For each of 6 binary vectors mean output frequency in response to the input described by that vector (a vector component of 1 corresponds to 30-Hz Poisson train, a component of 0–10 Hz), and averaged over 5 inputs described by the same vector, each presented for 100 s, is given (gray bars), along with the scalar product of that vector by the excitatory synaptic weights vector (black crosses)

So, the weights with which the neuron classifies binary vectors were obtained, and such weights could emerge as the result of learning, as can be seen on Fig. 2. Since learning was less successful than in [9] (\( \beta \) never descended below 0.1, while in [9] it was less than 0.1), we tried changing the ratio \( \alpha \) of weight decreasing amplitude \( W_{ - } \) to weight increasing amplitude \( W_{ + } \) in the STDP weight update rule (1), and the higher \( \alpha \) is, the more successful the learning is.

Fig. 2
figure 2

\( \beta (t) \) during training LIF neuron with different \( \alpha = \frac{{W_{ - } }}{{W_{ + } }} \) in the STDP rule. 6 binary vectors presented one after another were used as input, a vector component of 1 coding a 100-s-long Poisson train with mean frequency of 30 Hz, a component of 0–10 Hz. Inhibitory synapses were always receiving 30 Hz trains

3.3 Learning Without a Neuron, Based Only on Input and Output Signals and STDP Rule

The reason of rather poor weights convergence in the previous section is the emergence of unforced spikes, i.e. caused by the incoming synaptic currents instead of teacher impulses, and therefore differing from the desired output. To confirm it we introduced the learning protocol without neuron, in which spike pairing scheme is applied to the inputs and the desired output. Such a protocol provides the idealised way of learning, with no difference between the postsynaptic train and the desired output. The “without neuron’’ curve on Fig. 3 shows that learning without a neuron is more successful than the one with neuron, copied from the previous section.

Fig. 3
figure 3

\( \beta (t) \) during learning: gray with LIF neuron, black without neuron, with the same desired output train obtained with LIF. Half of excitatory and all inhibitory synapses received Poisson trains with mean frequency of 30 Hz, and another half of excitatory synapses—10 Hz Poisson trains

As a result, we conclude that differences in the learning performance of the protocols with and without the neuron are caused by the disadvantages of the protocol of presenting the teacher signal to the neuron in the form of current impulses, while, if the learning with some input and output trains was unsuccessful even without neuron, the reason would be that such input-output transformation cannot be learnt ever.

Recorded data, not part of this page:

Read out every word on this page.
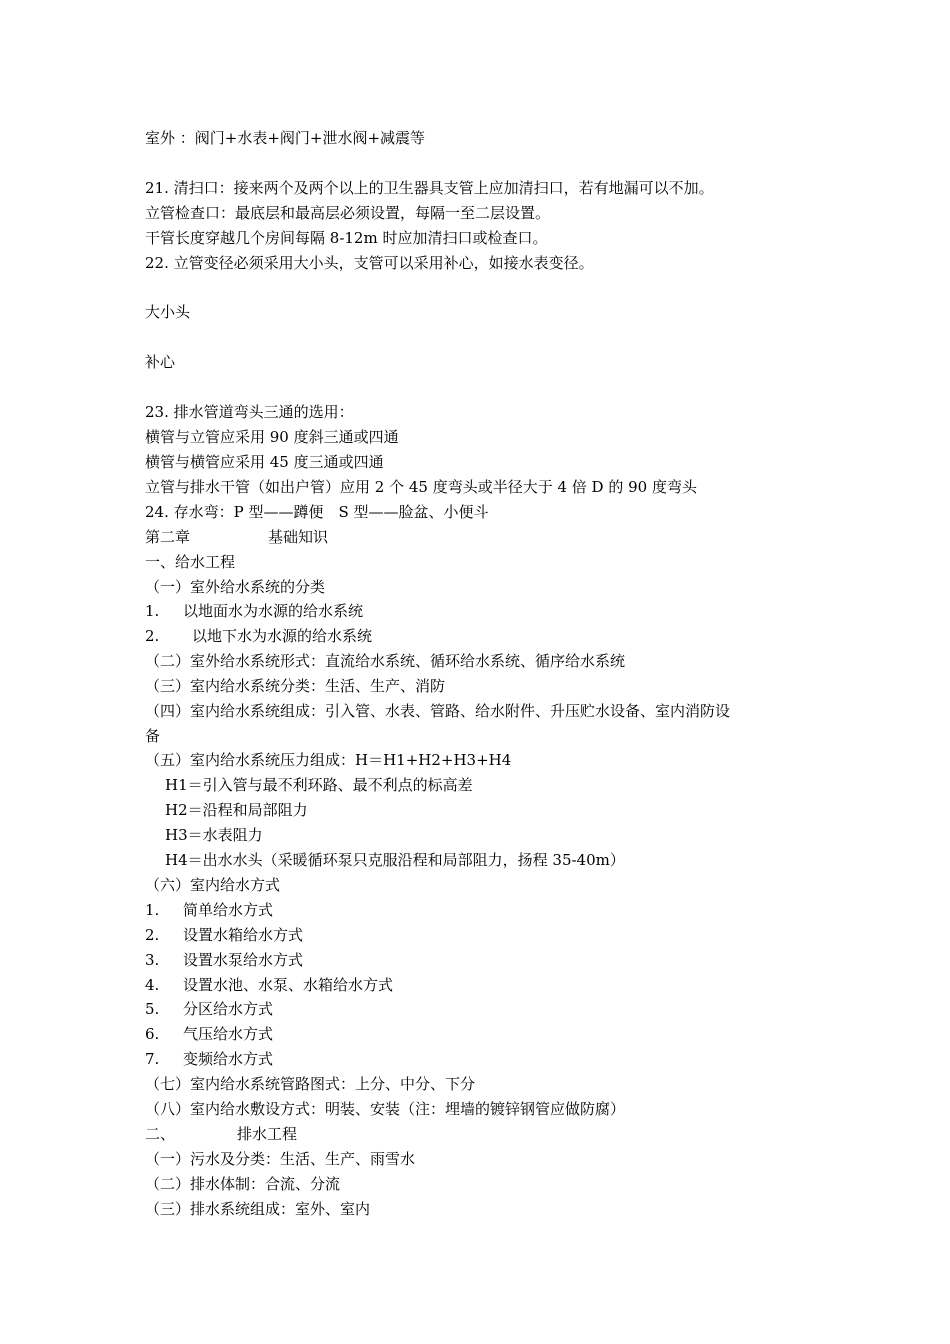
室外 ：阀门+水表+阀门+泄水阀+减震等
21. 清扫口：接来两个及两个以上的卫生器具支管上应加清扫口，若有地漏可以不加。
立管检查口：最底层和最高层必须设置，每隔一至二层设置。
干管长度穿越几个房间每隔 8-12m 时应加清扫口或检查口。
22. 立管变径必须采用大小头，支管可以采用补心，如接水表变径。
大小头
补心
23. 排水管道弯头三通的选用：
横管与立管应采用 90 度斜三通或四通
横管与横管应采用 45 度三通或四通
立管与排水干管（如出户管）应用 2 个 45 度弯头或半径大于 4 倍 D 的 90 度弯头
24. 存水弯：P 型——蹲便　S 型——脸盆、小便斗
第二章	基础知识
一、给水工程
（一）室外给水系统的分类
1. 以地面水为水源的给水系统
2. 以地下水为水源的给水系统
（二）室外给水系统形式：直流给水系统、循环给水系统、循序给水系统
（三）室内给水系统分类：生活、生产、消防
（四）室内给水系统组成：引入管、水表、管路、给水附件、升压贮水设备、室内消防设
备
（五）室内给水系统压力组成：H＝H1+H2+H3+H4
H1＝引入管与最不利环路、最不利点的标高差
H2＝沿程和局部阻力
H3＝水表阻力
H4＝出水水头（采暖循环泵只克服沿程和局部阻力，扬程 35-40m）
（六）室内给水方式
1. 简单给水方式
2. 设置水箱给水方式
3. 设置水泵给水方式
4. 设置水池、水泵、水箱给水方式
5. 分区给水方式
6. 气压给水方式
7. 变频给水方式
（七）室内给水系统管路图式：上分、中分、下分
（八）室内给水敷设方式：明装、安装（注：埋墙的镀锌钢管应做防腐）
二、	排水工程
（一）污水及分类：生活、生产、雨雪水
（二）排水体制：合流、分流
（三）排水系统组成：室外、室内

3.4 Learning Without Short-Term Plasticity

In [5] long-term plasticity model STDP was used along with Maass-Markram short-term plasticity model, but whether the existence of the latter is necessary for the weights convergence, was not stated clearly.

If one just removes the short-term plasticity variables u(t) and R(t) from the synaptic current equation, no learning is possible. The reason is that after long time of simulation (more than 20 s) u keeps fluctuating around about 1/2, while R—around about 1/8, so, removing u and R, the amplitude of synaptic current becomes about 16 times higher, which will inevitably cause undesired (see Sect. 3.3) spikes.

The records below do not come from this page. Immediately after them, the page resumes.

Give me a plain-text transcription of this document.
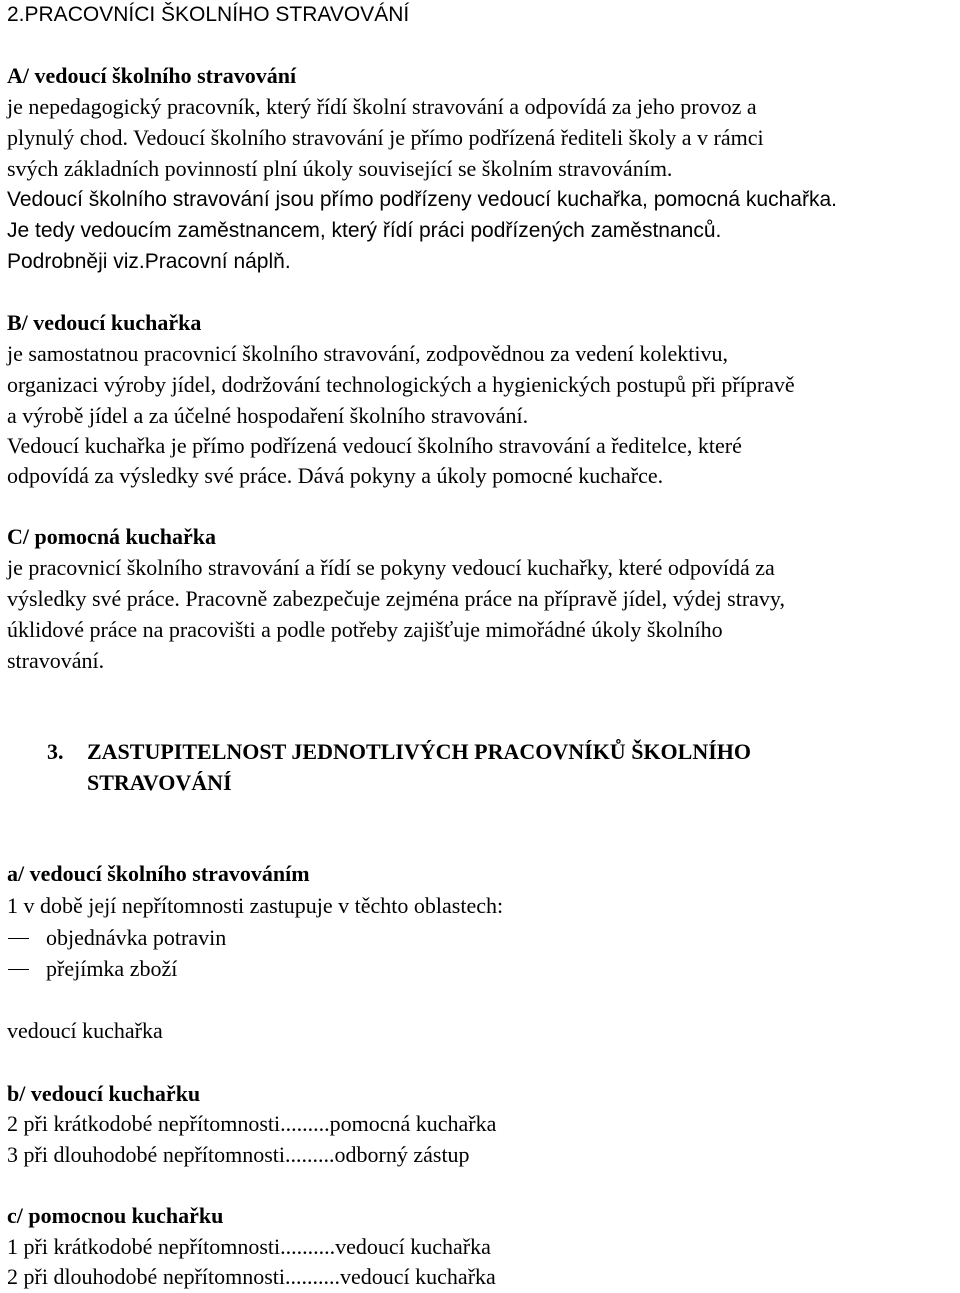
2.PRACOVNÍCI ŠKOLNÍHO STRAVOVÁNÍ
A/ vedoucí školního stravování
je nepedagogický pracovník, který řídí školní stravování a odpovídá za jeho provoz a
plynulý chod. Vedoucí školního stravování je přímo podřízená řediteli školy a v rámci
svých základních povinností plní úkoly související se školním stravováním.
Vedoucí školního stravování jsou přímo podřízeny vedoucí kuchařka, pomocná kuchařka.
Je tedy vedoucím zaměstnancem, který řídí práci podřízených zaměstnanců.
Podrobněji viz.Pracovní náplň.
B/ vedoucí kuchařka
je samostatnou pracovnicí školního stravování, zodpovědnou za vedení kolektivu,
organizaci výroby jídel, dodržování technologických a hygienických postupů při přípravě
a výrobě jídel a za účelné hospodaření školního stravování.
Vedoucí kuchařka je přímo podřízená vedoucí školního stravování a ředitelce, které
odpovídá za výsledky své práce. Dává pokyny a úkoly pomocné kuchařce.
C/ pomocná kuchařka
je pracovnicí školního stravování a řídí se pokyny vedoucí kuchařky, které odpovídá za
výsledky své práce. Pracovně zabezpečuje zejména práce na přípravě jídel, výdej stravy,
úklidové práce na pracovišti a podle potřeby zajišťuje mimořádné úkoly školního
stravování.
3. ZASTUPITELNOST JEDNOTLIVÝCH PRACOVNÍKŮ ŠKOLNÍHO
STRAVOVÁNÍ
a/ vedoucí školního stravováním
1 v době její nepřítomnosti zastupuje v těchto oblastech:
objednávka potravin
přejímka zboží
vedoucí kuchařka
b/ vedoucí kuchařku
2 při krátkodobé nepřítomnosti.........pomocná kuchařka
3 při dlouhodobé nepřítomnosti.........odborný zástup
c/ pomocnou kuchařku
1 při krátkodobé nepřítomnosti..........vedoucí kuchařka
2 při dlouhodobé nepřítomnosti..........vedoucí kuchařka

Nevertheless, if the synaptic current is multiplied by 0.04, which is roughly the typical mean value of \( u \cdot R \) during simulation, the learning does take place (Fig. 4).

Fig. 4
figure 4

\( \beta (t) \) during training LIF neuron with and without Maass-Markram short-term plasticity. In the case without the synaptic current was being multiplied by 0.04. All synapses received Poisson trains with mean frequency of 20 Hz

4 Conclusion

Neuron learning can be performed using STDP not only with simple input signals, but with different complicated ones too. Slightly less accuracy in this case is caused by disadvantages of the protocol of stimulating neuron with current impulses during learning.

Changing the ratio of weight depression amplitude to weight potentiation amplitude can significantly affect the learning performance.

The existence of short-term plasticity is not necessary for learning.